Cusp form for $\text{SL}_2(\mathbb{Z})$ attaining a maximum on $\mathcal{D}=\{z\in\mathbb{H}\colon|\text{Re}(z)|\leq\frac12,\|z\|\geq 1\}$

Question

Let $f:\mathbb{H}\to\mathbb{C}$, $z\mapsto\sum\limits_{i=1}^\infty a_i\exp(2\pi iz)$ be a non-zero weight-$0$ cusp form for $\text{SL}_2(\mathbb{Z})$. Then $|f|$ attains a maximum on $\mathbb{H}$. We can restrict to finding a bound on the fundamental domain $\mathcal{D}=\{z\in\mathbb{H}\colon|\text{Re}(z)|\leq\frac{1}{2},\|z\|\geq 1\}$, since $f$ has weight $0$. Is is true that $f$ being a cusp form implies that $\lim\limits_{y\to\infty}f(x+iy)=0$ uniformly in $x$ for $|x|\leq\frac{1}{2}$? If it holds, I wanted to reason as follows. Pick some $z_0\in\mathcal{D}$ such that $f(z_0)\neq 0$. Take $0<\epsilon<\frac{|f(z)|}{2}$. Then there exists an $M\geq 0$ such that $|f(x+iy)|\leq\epsilon$ for all $x+iy\in\mathcal{D}$ with $y\geq M$. Since the set $\mathcal{D}_M=\{z\in\mathbb{H}\colon|\text{Re}(z)|\leq\frac{1}{2},\text{Im}(z)\leq M,\|z\|\geq 1\}$ is compact, $|f|$ takes a maximum on $\mathcal{D}_M$. Now this maximum cannot be on the line $y=M$, since $|f(x+iM)|\leq\frac{|f(z_0)|}{2}$. Does, it follows that $f$ takes some maximum value on $\mathcal{D}_M^\circ=\{z\in\mathbb{H}\colon|\text{Re}(z)|\leq\frac{1}{2},\text{Im}(z)<M,\|z\|\geq 1\}$. Call this maximum $K$. By constrution of $\mathcal{D}_M$, we have that $|f(z)|<\frac{|f(z_0)|}{2}\leq K$ outside $\mathcal{D}_M$, hereby proven that $|f|$ takes a maximum value on $\mathcal{D}$.

Answer 1

It is indeed true that $\lim_{y \to \infty} f(x + iy) = 0$ uniformly in $x$. There is a holomorphic function $g$ on the punctured unit disk such that $f(z) = g(e^{2\pi iz})$, namely $g(q) = \sum_{n=1}^{\infty}a_nq^n$. Since $f$ is a cusp form we have that the singularity of $g$ at $0$ is removable and $\lim_{q \to 0} g(q) = 0$.

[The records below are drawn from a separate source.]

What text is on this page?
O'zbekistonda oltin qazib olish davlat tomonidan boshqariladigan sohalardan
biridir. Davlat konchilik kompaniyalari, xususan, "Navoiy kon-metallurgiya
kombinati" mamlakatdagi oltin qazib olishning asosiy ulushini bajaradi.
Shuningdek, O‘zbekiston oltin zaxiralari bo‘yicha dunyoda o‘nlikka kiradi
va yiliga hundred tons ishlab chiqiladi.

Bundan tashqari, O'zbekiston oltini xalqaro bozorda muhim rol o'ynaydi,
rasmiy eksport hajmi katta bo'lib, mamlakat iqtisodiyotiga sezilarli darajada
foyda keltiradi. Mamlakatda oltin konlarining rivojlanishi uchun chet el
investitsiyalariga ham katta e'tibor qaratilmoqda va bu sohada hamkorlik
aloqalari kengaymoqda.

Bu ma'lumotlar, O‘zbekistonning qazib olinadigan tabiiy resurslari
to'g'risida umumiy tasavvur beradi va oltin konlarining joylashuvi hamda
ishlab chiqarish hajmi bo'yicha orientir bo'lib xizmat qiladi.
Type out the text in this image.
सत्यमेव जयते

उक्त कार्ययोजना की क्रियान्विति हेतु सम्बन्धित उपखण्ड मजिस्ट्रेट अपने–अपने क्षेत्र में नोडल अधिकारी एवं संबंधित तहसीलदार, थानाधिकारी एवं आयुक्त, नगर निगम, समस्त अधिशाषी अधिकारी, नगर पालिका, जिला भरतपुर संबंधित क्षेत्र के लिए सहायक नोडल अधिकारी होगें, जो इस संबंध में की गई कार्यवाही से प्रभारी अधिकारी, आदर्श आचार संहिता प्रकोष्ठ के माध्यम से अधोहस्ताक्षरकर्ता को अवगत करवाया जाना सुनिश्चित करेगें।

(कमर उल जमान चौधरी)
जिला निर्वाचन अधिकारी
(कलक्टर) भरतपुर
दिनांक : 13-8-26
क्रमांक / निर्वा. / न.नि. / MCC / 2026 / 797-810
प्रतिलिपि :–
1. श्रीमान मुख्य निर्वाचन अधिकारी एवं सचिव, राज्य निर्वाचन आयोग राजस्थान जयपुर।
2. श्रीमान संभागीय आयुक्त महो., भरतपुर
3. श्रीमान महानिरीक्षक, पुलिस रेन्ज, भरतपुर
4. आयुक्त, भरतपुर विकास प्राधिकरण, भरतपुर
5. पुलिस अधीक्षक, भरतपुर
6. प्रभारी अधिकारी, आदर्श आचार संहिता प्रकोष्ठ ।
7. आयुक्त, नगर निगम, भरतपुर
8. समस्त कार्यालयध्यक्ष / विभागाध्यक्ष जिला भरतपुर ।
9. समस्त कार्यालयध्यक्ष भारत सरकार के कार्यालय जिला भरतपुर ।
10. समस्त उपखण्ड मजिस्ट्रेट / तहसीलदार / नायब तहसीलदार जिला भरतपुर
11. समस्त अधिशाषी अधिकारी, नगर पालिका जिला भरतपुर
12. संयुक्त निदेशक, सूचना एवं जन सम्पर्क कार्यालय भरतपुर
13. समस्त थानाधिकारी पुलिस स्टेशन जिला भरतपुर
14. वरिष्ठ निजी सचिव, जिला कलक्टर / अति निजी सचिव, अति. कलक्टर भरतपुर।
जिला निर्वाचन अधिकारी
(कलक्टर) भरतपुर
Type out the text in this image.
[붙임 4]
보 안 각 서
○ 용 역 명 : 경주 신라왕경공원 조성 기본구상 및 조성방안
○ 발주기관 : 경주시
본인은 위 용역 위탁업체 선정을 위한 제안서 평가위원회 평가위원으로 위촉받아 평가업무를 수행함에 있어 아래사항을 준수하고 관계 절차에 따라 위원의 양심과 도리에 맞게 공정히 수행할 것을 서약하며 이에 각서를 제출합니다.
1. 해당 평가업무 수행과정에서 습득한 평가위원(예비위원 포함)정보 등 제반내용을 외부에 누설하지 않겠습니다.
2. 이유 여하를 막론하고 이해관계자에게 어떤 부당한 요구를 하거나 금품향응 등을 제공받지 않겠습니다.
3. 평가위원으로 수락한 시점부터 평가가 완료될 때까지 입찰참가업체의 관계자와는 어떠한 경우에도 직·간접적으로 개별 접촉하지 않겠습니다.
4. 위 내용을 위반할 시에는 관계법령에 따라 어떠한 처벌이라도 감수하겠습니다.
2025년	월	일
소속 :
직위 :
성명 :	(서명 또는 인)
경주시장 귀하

So your proof that $f$ takes a maximum on $\mathcal{D}$ goes through (although you should make sure to choose $M$ such that $M \geq \textrm{Im}(z_0)$ so that you can actually conclude that the maximum on $\mathcal{D}_M$ doesn't occur on the line $y = M$). You can then obtain a contradiction because by the weight $0$ automorphy the maximum of $f$ on $\mathcal{D}$ is also the maximum of $f$ on $\mathbb{H}$. But $f(\mathbb{H})$ is an open set by the open mapping theorem.